ちょうどそういうタイミングだったのか、他にもイルミネーションエリアを出る人が結構いた。はぐれないように気をつけないとな。
「結構人いましたね」
陽花里がまだ見ている人たちをちらと見ながらそう呟いた。確かに想像していたよりは人が集まっていた気がする。

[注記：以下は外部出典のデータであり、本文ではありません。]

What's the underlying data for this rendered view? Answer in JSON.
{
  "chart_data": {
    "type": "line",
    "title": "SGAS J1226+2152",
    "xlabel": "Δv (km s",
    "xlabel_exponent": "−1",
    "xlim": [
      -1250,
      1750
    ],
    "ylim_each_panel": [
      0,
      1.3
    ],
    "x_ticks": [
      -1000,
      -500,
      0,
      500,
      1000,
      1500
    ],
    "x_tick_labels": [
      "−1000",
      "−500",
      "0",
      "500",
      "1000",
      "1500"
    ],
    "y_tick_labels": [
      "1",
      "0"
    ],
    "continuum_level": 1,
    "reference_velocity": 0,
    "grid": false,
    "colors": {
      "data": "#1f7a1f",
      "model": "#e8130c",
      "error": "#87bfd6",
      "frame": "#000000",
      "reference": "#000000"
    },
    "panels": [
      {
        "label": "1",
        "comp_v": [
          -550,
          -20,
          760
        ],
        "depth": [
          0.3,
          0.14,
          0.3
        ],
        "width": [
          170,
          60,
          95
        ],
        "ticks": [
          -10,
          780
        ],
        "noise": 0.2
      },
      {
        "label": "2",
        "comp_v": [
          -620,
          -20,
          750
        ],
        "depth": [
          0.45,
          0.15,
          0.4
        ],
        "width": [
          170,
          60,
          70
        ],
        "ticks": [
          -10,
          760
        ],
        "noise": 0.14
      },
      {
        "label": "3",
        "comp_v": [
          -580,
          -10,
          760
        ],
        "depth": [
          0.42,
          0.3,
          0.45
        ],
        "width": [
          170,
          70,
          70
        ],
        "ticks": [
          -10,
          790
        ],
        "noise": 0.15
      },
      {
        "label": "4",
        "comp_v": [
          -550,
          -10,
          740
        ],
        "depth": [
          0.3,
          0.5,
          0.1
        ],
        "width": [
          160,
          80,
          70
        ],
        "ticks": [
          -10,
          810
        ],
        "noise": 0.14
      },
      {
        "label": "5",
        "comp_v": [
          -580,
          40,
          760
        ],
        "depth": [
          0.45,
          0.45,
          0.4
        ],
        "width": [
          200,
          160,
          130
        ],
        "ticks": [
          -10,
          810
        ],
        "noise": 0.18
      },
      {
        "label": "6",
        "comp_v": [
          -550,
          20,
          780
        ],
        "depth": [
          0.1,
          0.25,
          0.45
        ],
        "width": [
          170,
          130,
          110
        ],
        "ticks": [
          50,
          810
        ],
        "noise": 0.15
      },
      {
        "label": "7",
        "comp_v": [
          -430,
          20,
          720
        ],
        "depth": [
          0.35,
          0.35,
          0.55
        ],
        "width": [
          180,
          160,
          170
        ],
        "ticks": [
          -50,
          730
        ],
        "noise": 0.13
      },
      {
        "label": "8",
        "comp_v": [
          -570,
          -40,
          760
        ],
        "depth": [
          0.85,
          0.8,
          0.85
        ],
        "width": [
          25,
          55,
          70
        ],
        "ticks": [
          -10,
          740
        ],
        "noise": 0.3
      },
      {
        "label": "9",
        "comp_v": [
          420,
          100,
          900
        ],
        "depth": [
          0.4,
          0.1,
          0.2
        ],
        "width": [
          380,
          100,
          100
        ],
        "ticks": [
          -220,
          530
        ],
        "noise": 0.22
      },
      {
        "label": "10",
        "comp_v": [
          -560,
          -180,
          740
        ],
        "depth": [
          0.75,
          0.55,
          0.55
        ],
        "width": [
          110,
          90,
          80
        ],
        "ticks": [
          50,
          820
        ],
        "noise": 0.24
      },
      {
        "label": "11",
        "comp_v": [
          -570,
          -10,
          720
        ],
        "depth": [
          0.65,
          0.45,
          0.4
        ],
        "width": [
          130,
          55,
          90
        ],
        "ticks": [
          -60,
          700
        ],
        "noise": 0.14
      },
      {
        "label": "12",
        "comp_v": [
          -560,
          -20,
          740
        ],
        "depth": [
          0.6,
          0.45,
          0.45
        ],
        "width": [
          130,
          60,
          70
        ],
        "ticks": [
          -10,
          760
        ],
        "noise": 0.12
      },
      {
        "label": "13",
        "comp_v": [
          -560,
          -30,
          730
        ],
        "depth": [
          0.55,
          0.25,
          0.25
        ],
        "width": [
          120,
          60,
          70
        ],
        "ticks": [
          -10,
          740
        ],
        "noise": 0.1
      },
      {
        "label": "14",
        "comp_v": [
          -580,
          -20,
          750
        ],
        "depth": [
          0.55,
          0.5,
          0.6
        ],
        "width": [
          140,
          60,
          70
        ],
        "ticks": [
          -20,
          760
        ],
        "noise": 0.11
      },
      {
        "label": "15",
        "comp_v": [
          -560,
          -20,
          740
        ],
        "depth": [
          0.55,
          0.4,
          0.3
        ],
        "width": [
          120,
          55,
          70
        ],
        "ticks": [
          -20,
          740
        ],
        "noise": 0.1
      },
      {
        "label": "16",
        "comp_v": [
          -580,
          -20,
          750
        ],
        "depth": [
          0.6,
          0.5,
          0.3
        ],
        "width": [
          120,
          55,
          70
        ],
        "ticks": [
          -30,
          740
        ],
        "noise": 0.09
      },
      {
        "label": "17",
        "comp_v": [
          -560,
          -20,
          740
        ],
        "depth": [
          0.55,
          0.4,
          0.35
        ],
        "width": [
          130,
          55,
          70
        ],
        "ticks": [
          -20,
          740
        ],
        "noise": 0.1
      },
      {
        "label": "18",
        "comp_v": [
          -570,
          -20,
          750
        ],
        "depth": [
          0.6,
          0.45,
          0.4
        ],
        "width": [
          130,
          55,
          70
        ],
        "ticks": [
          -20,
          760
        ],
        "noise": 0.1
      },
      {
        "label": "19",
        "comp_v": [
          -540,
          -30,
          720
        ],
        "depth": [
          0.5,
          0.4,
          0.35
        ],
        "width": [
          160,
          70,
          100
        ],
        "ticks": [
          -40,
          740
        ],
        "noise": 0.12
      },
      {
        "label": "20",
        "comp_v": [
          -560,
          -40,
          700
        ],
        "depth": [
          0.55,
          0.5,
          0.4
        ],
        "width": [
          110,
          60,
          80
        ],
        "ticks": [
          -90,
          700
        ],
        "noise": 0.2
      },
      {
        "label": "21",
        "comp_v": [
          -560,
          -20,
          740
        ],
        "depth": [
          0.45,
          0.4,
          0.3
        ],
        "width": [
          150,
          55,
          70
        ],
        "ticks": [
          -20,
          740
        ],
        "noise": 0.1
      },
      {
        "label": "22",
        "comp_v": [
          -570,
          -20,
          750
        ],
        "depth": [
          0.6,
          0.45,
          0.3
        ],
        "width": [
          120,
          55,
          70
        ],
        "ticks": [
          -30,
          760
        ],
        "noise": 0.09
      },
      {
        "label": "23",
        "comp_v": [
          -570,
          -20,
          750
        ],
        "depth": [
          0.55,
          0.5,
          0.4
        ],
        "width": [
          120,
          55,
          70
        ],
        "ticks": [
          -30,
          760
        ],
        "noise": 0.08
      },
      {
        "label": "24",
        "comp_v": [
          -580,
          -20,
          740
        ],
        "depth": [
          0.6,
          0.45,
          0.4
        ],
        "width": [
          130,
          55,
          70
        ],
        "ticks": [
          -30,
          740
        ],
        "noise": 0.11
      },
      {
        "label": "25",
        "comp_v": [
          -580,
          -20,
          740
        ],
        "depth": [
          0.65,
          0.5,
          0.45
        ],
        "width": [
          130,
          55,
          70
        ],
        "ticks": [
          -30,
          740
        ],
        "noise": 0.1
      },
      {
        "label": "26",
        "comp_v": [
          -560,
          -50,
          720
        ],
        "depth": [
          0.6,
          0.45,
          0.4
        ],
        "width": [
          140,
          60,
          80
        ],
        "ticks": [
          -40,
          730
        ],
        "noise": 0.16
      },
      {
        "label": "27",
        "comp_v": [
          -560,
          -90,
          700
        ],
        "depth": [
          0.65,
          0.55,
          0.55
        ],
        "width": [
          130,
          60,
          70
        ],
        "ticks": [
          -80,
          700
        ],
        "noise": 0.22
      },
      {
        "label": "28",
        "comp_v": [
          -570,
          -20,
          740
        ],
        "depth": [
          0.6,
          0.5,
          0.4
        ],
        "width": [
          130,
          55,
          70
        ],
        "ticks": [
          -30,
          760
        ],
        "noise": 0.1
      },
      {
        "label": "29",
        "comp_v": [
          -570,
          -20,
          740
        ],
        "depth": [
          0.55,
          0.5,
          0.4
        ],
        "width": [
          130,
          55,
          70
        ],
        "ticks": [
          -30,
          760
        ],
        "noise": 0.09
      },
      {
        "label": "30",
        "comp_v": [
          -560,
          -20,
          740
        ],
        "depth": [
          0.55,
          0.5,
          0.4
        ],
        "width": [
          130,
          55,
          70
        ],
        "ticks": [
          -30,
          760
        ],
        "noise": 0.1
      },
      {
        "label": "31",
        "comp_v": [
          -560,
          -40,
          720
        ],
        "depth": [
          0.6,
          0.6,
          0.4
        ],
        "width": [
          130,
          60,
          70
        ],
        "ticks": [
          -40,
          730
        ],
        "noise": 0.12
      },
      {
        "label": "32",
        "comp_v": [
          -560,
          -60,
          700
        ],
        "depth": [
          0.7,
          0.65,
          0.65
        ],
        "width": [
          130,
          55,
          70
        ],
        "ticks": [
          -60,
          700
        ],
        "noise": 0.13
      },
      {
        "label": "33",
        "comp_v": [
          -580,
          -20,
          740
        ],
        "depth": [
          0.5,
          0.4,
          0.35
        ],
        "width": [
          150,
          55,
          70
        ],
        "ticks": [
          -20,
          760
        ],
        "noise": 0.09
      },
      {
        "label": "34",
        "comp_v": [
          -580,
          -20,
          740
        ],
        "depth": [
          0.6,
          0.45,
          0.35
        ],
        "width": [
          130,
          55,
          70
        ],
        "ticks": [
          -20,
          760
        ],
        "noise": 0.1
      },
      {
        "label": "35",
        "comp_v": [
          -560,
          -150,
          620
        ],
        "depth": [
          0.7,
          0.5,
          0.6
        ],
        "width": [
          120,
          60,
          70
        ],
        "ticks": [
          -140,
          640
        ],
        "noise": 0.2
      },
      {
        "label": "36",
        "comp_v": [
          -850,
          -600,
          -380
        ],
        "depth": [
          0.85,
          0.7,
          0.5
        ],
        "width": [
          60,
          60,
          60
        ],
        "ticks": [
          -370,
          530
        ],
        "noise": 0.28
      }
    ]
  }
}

「無料だし、せっかくなら見ておくかっていう人が多かったのかもね。クオリティは高かったし、見ておいて損はないでしょ」
結月がそう答えた。
確かに無料というわりには高クオリティだったと思う。他のイルミネーションを見ていないので比べることはできないけど、俺としては大満足だった。
「人多いし気をつけろよ」
「はーい」
「分かってるわ」
元気に子どものような返事をしてくる陽花里とクールな対応ながら口元には笑みを浮かべている結月。
そんな二人を見ながら、俺は改めて思う。
こんな可愛い女の子二人とクリスマスを過ごしたんだな、と。
何度でも思ってしまう。
だって、俺には勿体ない……というか、縁遠いような人たちだったから。
彼女らと一緒に過ごす今日みたいな日が楽しくて、俺はつい考えなければならないことを先送りにしてしまう。
結月か。
陽花里か。
それとも……。
果たして、その時が来てしまったとき、俺は選ぶことができるのだろうか。
「うおッ」
歩いていると隣から追い越していった男の人の肩がぶつかった。
密集しているわけではないが、それでもそこそこの人が列を作って歩いている中で、ぐんぐんと前に進んでいくのは少し危ないように思う。
「大丈夫か?」
「もちろ……わわっ」
俺の問いかけに元気よく返そうとした陽花里が慌てた声を漏らした。雪のせいで滑りやすくなった地面で足を滑らせたのだ。
「ちょっ、もう!」
隣を歩いていた結月がとっさに支えようとするが、突然のことで踏ん張りが追いつかず陽花里は尻もちをついてしまった。
「いっだッ」
非常に痛そうな声を漏らした陽花里は結月が伸ばした手に掴まり、ゆっくりと立ち上がりお尻をさする。
「……濡れちゃった」
「どんまいね。せっかく可愛い下着着けてきてたのに」
「ななっ、なんで知ってるの!?」
「へえ、本当に着けてきたのね」
「だまされたー!」
楽しそうに話してるけどそのやり取りはこんな場所で、しかも男子の目の前でするべきではないのではないだろうか。